Anggy Umbara. (Foto: Instagram/@aggy_umbara)
Anggy Umbara. (Foto: Instagram/@aggy_umbara)

Sutradara Anggy Umbara Sempat Frustasi Urus Proses Sensor Film Gundik

Elang Riki Yanuar • 17 Mei 2025 09:00
Jakarta: Sutradara Anggy Umbara mengungkapkan salah satu tantangan yang dihadapi ketika membuat film Gundik.
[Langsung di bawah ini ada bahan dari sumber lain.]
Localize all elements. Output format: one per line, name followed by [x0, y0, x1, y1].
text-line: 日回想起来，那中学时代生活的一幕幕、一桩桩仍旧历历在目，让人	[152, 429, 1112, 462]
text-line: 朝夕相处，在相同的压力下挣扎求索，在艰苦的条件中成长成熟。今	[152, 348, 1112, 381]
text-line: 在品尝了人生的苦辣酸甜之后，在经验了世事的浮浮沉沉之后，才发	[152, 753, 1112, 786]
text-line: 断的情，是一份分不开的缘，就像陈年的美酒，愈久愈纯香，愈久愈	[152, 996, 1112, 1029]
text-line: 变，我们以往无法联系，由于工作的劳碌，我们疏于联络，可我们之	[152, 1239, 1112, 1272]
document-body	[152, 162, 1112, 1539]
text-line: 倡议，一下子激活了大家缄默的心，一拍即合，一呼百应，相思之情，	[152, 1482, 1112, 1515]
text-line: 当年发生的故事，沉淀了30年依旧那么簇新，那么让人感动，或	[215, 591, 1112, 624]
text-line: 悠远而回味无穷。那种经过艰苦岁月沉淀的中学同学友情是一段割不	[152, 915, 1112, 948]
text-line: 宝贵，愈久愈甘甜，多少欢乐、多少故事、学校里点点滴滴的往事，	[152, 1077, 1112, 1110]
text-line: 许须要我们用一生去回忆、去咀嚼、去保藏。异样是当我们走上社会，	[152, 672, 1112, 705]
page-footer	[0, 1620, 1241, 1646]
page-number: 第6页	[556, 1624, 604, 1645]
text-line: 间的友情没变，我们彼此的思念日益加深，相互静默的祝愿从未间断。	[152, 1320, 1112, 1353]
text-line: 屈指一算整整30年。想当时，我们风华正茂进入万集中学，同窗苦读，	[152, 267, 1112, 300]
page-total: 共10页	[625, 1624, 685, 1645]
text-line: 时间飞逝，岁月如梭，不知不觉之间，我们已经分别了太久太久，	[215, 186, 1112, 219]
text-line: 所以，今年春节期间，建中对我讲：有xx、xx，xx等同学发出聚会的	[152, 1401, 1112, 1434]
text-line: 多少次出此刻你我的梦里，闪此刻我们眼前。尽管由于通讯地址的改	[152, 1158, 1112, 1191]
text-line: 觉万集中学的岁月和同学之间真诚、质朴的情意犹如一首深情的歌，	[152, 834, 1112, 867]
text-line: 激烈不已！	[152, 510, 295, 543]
Dia mengaku kesulitan menghadapi birokrasi lembaga sensor.
 
Anggy menyatakan bahwa proses revisi yang berlarut-larut sangat menghambat distribusi film, bahkan membuat tim produksi frustrasi.
 
“Jujur, satu jam yang lalu kami masih mengeluhkan soal sensor yang belum juga selesai. Dari Oktober tahun lalu kami sudah mengajukan, revisi sudah kami ikuti, tapi tetap saja diminta ubah lagi,” kata Anggy di Epicentrum, Jakarta Selatan, Jumat (16/5/2025).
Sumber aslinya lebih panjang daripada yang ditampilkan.